Improving Air Quality at Home

  • If the outdoor air quality is poor, keep windows and doors closed. When using the AC, keep the fresh air intake closed to prevent infiltration of outdoor smoke. If you are not able to turn off the fresh air intake, make sure the filter on the fresh air intake is clean.
  • Use an air filter and/or portable air cleaner capable of high particle removal efficiency.
  • Integrate air purifying plants to naturally improve air quality indoors. The presence of plants may also help reduce stress during these times.
  • Reduce indoor air pollution by limiting combustion activities such as lighting candles and fireplaces, smoking, or using gas stoves without functioning kitchen hoods. Particles may be resuspended by daily activities such as walking or vacuuming. If possible, use a vacuum with a High Efficiency Particulate Air (HEPA) filter or wear a mask when using a traditional vacuum.
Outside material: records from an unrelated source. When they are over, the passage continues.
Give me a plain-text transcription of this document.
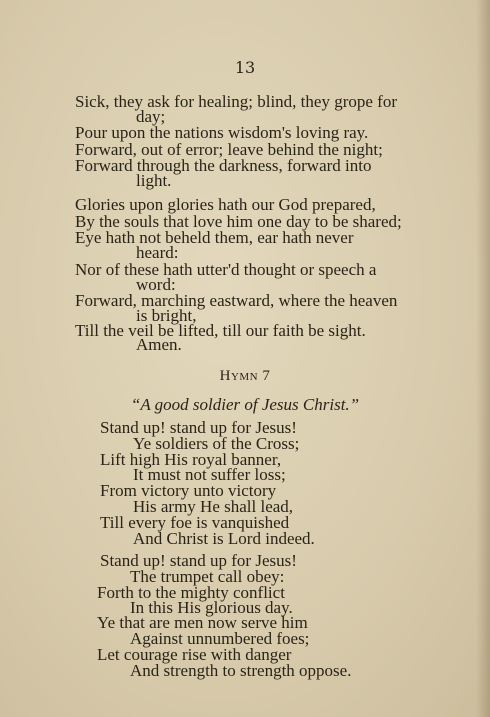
13
Sick, they ask for healing; blind, they grope for
day;
Pour upon the nations wisdom's loving ray.
Forward, out of error; leave behind the night;
Forward through the darkness, forward into
light.
Glories upon glories hath our God prepared,
By the souls that love him one day to be shared;
Eye hath not beheld them, ear hath never
heard:
Nor of these hath utter'd thought or speech a
word:
Forward, marching eastward, where the heaven
is bright,
Till the veil be lifted, till our faith be sight.
Amen.
Hymn 7
“A good soldier of Jesus Christ.”
Stand up! stand up for Jesus!
Ye soldiers of the Cross;
Lift high His royal banner,
It must not suffer loss;
From victory unto victory
His army He shall lead,
Till every foe is vanquished
And Christ is Lord indeed.
Stand up! stand up for Jesus!
The trumpet call obey:
Forth to the mighty conflict
In this His glorious day.
Ye that are men now serve him
Against unnumbered foes;
Let courage rise with danger
And strength to strength oppose.
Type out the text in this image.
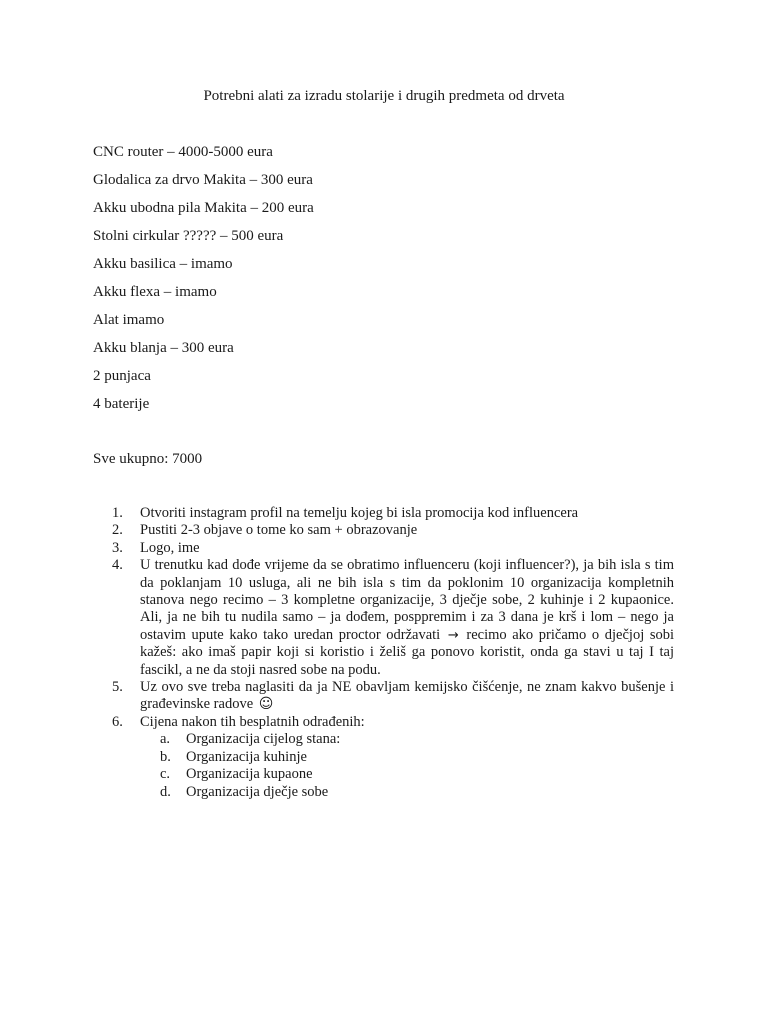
Potrebni alati za izradu stolarije i drugih predmeta od drveta
CNC router – 4000-5000 eura
Glodalica za drvo Makita – 300 eura
Akku ubodna pila Makita – 200 eura
Stolni cirkular ????? – 500 eura
Akku basilica – imamo
Akku flexa – imamo
Alat imamo
Akku blanja – 300 eura
2 punjaca
4 baterije
Sve ukupno: 7000
1. Otvoriti instagram profil na temelju kojeg bi isla promocija kod influencera
2. Pustiti 2-3 objave o tome ko sam + obrazovanje
3. Logo, ime
4. U trenutku kad dođe vrijeme da se obratimo influenceru (koji influencer?), ja bih isla s tim da poklanjam 10 usluga, ali ne bih isla s tim da poklonim 10 organizacija kompletnih stanova nego recimo – 3 kompletne organizacije, 3 dječje sobe, 2 kuhinje i 2 kupaonice. Ali, ja ne bih tu nudila samo – ja dođem, posppremim i za 3 dana je krš i lom – nego ja ostavim upute kako tako uredan proctor održavati → recimo ako pričamo o dječjoj sobi kažeš: ako imaš papir koji si koristio i želiš ga ponovo koristit, onda ga stavi u taj I taj fascikl, a ne da stoji nasred sobe na podu.
5. Uz ovo sve treba naglasiti da ja NE obavljam kemijsko čišćenje, ne znam kakvo bušenje i građevinske radove ☺
6. Cijena nakon tih besplatnih odrađenih:
a. Organizacija cijelog stana:
b. Organizacija kuhinje
c. Organizacija kupaone
d. Organizacija dječje sobe
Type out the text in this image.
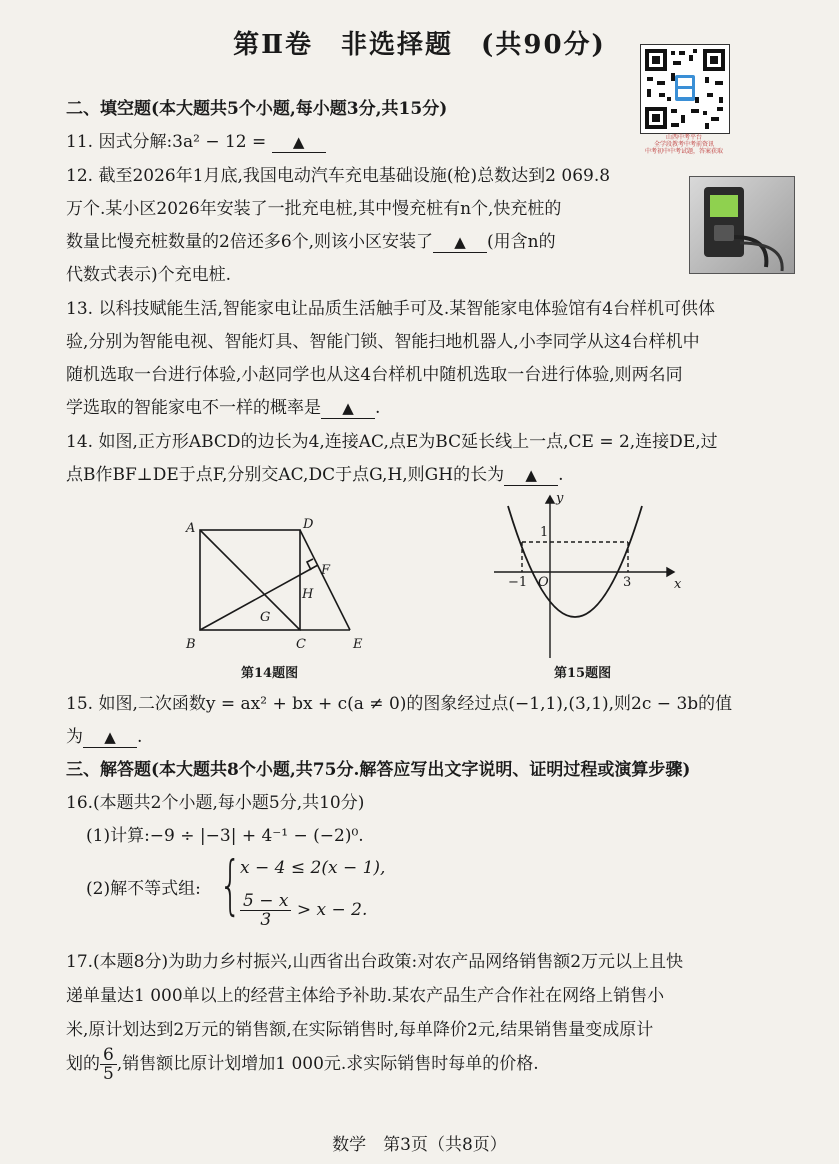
第Ⅱ卷　非选择题　(共90分)
山西中考平台
全学段教考中考前资讯
中考初中中考试题，答案获取
二、填空题(本大题共5个小题,每小题3分,共15分)
11. 因式分解:3a² − 12 = ▲
12. 截至2026年1月底,我国电动汽车充电基础设施(枪)总数达到2 069.8
万个.某小区2026年安装了一批充电桩,其中慢充桩有n个,快充桩的
数量比慢充桩数量的2倍还多6个,则该小区安装了 ▲ (用含n的
代数式表示)个充电桩.
13. 以科技赋能生活,智能家电让品质生活触手可及.某智能家电体验馆有4台样机可供体
验,分别为智能电视、智能灯具、智能门锁、智能扫地机器人,小李同学从这4台样机中
随机选取一台进行体验,小赵同学也从这4台样机中随机选取一台进行体验,则两名同
学选取的智能家电不一样的概率是 ▲ .
14. 如图,正方形ABCD的边长为4,连接AC,点E为BC延长线上一点,CE = 2,连接DE,过
点B作BF⊥DE于点F,分别交AC,DC于点G,H,则GH的长为 ▲ .
A	D
B	C	E
F
G
H
第14题图
y
x
1
−1 O	3
第15题图
15. 如图,二次函数y = ax² + bx + c(a ≠ 0)的图象经过点(−1,1),(3,1),则2c − 3b的值
为 ▲ .
三、解答题(本大题共8个小题,共75分.解答应写出文字说明、证明过程或演算步骤)
16.(本题共2个小题,每小题5分,共10分)
(1)计算:−9 ÷ |−3| + 4⁻¹ − (−2)⁰.
(2)解不等式组: {
x − 4 ≤ 2(x − 1),
$\frac{5 - x}{3} > x - 2$.
17.(本题8分)为助力乡村振兴,山西省出台政策:对农产品网络销售额2万元以上且快
递单量达1 000单以上的经营主体给予补助.某农产品生产合作社在网络上销售小
米,原计划达到2万元的销售额,在实际销售时,每单降价2元,结果销售量变成原计
划的 $\frac{6}{5}$ ,销售额比原计划增加1 000元.求实际销售时每单的价格.
数学　第3页（共8页）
Help Combat Climate Change

  • Switch to eco-friendly modes of transportation. Vehicles are one of the main sources of PM pollution. Use public transportation or bike when possible. If you rely on your own vehicle, consider switching to a hybrid or electric car to reduce PM emissions.
  • Plant more trees. Trees help to remove carbon dioxide from the air and help to combat climate change.
    Lower your own environmental impact. There are many small changes you can incorporate into your life to reduce your carbon footprint and live a more sustainable life. Simple examples include bringing your own bags to the grocery store and using reusable water bottles.
  • Prevent human-caused wildfires. Did you know that nearly 85% of wildfires are caused by humans? If you live near or are visiting a wildfire prone area (e.g., national parks or forests), follow these tips to avoid starting a wildfire.